California – San Berndardino Mountains: UCLA Unicamp

Julia Zhu

What organization did you volunteer with, and where were you located?

I volunteered with UCLA Unicamp, UCLA’s official student charity. The camp is hosted at Camp River Glen located in the midst of the San Bernadino National Forest, between Big Bear and Redlands. Every summer, volunteers raise money to bring underprivileged kids from the greater Los Angeles area to a week of camp and what we call “woodsey magic”.

 

Why did you choose to volunteer with Unicamp?

I first heard of UCLA Unicamp my second year at UCLA, and every single person that I talked to about it shared only positive sentiments. I decided to join because I had never personally been to camp as a child, and I wanted to see what it was all about whilst helping underprivileged children experience it too. In addition to connecting with children around the greater Los Angeles area, being able to share camp with so many fellow UCLA Bruins made the experience that much more rewarding.

 

Does this organization have a UCLA connection?

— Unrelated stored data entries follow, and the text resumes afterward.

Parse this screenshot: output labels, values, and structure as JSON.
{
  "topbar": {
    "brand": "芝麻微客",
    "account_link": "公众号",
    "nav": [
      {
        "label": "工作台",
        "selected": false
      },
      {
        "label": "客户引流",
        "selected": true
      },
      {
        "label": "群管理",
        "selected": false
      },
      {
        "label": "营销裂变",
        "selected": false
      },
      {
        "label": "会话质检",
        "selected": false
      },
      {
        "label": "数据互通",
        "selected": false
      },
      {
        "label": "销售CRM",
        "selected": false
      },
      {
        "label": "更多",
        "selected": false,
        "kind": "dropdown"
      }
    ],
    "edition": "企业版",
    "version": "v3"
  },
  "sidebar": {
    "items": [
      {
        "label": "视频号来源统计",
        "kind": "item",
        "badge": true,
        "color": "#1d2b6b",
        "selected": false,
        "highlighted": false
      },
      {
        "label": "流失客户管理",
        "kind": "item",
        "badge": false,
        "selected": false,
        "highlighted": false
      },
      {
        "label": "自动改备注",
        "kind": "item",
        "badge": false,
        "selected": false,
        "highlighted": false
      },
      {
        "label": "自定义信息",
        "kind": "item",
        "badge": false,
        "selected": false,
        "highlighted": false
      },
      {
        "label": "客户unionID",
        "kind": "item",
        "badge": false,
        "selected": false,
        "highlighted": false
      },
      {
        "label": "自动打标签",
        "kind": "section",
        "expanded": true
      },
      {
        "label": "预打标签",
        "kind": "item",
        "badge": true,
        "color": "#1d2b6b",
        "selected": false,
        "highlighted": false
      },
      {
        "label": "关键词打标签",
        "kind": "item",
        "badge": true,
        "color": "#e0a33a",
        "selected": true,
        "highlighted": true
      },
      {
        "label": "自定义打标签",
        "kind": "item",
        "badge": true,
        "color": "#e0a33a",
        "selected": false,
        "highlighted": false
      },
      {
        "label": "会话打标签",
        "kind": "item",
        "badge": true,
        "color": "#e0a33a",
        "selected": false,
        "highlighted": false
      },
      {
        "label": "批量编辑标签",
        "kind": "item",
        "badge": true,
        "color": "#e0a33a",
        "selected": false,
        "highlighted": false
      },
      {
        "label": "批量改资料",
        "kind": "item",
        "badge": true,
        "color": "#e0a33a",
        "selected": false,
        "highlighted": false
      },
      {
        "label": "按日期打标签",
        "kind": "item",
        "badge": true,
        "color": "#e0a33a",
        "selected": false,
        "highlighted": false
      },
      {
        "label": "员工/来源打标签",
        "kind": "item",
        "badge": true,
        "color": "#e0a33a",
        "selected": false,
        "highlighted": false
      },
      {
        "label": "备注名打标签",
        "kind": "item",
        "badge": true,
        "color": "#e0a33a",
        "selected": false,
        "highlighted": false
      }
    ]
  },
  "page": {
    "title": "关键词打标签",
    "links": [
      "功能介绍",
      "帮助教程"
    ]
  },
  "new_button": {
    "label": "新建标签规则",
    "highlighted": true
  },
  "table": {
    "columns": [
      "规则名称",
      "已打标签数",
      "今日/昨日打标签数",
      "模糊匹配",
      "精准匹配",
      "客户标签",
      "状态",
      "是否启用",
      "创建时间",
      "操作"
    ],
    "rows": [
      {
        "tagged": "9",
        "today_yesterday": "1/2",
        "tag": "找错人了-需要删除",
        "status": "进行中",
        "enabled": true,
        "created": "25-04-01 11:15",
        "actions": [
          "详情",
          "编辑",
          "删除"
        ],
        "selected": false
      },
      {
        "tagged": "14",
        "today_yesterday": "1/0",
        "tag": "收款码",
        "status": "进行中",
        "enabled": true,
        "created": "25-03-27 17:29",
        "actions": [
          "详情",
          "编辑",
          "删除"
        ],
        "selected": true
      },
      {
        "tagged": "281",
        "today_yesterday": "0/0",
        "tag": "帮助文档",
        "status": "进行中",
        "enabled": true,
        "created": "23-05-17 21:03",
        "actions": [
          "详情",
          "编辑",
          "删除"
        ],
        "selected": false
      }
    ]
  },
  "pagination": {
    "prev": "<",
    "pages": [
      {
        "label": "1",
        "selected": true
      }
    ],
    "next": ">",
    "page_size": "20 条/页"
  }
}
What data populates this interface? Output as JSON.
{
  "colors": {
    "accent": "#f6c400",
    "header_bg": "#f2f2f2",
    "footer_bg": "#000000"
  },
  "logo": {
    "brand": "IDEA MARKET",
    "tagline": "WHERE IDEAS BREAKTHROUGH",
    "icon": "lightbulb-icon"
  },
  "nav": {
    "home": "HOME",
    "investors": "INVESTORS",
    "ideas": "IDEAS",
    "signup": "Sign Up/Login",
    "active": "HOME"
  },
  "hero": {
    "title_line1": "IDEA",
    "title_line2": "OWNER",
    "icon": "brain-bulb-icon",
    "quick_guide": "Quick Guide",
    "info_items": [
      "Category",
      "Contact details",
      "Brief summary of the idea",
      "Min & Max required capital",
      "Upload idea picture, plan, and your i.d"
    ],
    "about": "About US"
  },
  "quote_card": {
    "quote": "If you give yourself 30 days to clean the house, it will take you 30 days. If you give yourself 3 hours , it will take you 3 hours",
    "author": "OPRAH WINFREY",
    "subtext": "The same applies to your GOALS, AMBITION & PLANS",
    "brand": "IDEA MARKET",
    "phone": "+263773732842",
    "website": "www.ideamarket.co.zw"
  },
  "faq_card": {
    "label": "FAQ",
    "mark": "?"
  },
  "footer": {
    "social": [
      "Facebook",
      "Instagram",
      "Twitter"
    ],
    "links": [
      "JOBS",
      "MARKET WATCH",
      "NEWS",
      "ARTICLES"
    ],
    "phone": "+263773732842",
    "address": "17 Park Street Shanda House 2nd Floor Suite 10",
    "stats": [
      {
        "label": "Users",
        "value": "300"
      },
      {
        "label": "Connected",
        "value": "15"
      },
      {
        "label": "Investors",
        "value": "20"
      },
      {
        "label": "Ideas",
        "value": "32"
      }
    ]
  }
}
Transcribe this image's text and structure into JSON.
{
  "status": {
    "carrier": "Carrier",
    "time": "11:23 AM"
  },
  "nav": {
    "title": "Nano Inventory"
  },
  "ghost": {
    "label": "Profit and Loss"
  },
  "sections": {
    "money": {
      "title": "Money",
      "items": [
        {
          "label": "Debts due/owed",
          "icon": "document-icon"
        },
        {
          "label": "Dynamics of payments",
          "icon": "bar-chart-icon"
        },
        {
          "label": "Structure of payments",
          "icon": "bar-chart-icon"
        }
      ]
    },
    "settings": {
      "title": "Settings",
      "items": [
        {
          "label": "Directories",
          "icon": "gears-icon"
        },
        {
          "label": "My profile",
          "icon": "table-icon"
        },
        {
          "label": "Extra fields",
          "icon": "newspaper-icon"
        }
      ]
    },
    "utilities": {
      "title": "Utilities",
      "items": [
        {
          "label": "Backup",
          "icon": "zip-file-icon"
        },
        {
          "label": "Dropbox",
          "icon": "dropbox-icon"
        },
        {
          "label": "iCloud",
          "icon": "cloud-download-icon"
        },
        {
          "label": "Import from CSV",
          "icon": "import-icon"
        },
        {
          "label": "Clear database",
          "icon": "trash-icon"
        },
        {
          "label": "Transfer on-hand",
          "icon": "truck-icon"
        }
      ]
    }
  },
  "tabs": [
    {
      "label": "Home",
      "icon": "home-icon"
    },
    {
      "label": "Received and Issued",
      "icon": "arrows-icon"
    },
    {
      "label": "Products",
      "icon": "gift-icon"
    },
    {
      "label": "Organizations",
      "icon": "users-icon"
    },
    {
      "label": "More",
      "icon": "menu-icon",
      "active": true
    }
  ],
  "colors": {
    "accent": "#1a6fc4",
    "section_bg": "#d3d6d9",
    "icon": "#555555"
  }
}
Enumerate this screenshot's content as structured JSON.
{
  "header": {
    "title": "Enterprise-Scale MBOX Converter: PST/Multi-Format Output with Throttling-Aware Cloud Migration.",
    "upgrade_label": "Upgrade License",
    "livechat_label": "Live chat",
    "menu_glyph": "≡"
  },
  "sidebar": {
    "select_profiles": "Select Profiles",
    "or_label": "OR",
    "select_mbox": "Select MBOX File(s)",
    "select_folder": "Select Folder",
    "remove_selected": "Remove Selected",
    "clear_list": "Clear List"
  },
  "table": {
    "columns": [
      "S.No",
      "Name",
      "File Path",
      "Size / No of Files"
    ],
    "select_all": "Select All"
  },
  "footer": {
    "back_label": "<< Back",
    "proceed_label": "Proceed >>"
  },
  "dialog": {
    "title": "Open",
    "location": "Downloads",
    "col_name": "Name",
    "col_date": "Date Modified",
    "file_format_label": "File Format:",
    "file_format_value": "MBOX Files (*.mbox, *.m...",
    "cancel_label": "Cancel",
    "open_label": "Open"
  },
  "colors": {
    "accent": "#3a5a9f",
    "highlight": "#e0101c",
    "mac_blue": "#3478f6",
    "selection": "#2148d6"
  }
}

Yes! UCLA Unicamp is UCLA’s official student charity and it operates as an independently funded non-profit organization sending hundreds of kids to camp each summer.

 

How did your experience influence you? What knowledge or insights did you gain during your time of service?

An adjective that people often describe Unicamp is “magical,” and I didn’t really understand why until I finally experienced camp for myself. Being up at camp and interacting with all the kids really opened my eyes to the capacity of service and pushing boundaries against all odds. Our job as volunteers is to make camp as enjoyable and influential for the kids as possible, but it is definitely not a one-way road. The maturity and resilience of some of the children who come from difficult backgrounds is truly remarkable – I may have learned more from them than they learned from me. Camp is magical because it is a place where kids can be whoever they want to be with no one and nothing stopping them, which may sound cliché, but is exactly what some of them need.

 

Did you experience any culture shock during your volunteering?

I did not really experience any drastic culture shock during my week at camp, but I’ve gained a deeper appreciation for the opportunities and privileges that I had growing up. Actually, I was pleasantly surprised at the lack of culture shock, because though we had so many people from different backgrounds, volunteers and campers alike, none of these differences were really relevant or noticed. Camp unifies people and that’s why it’s so special.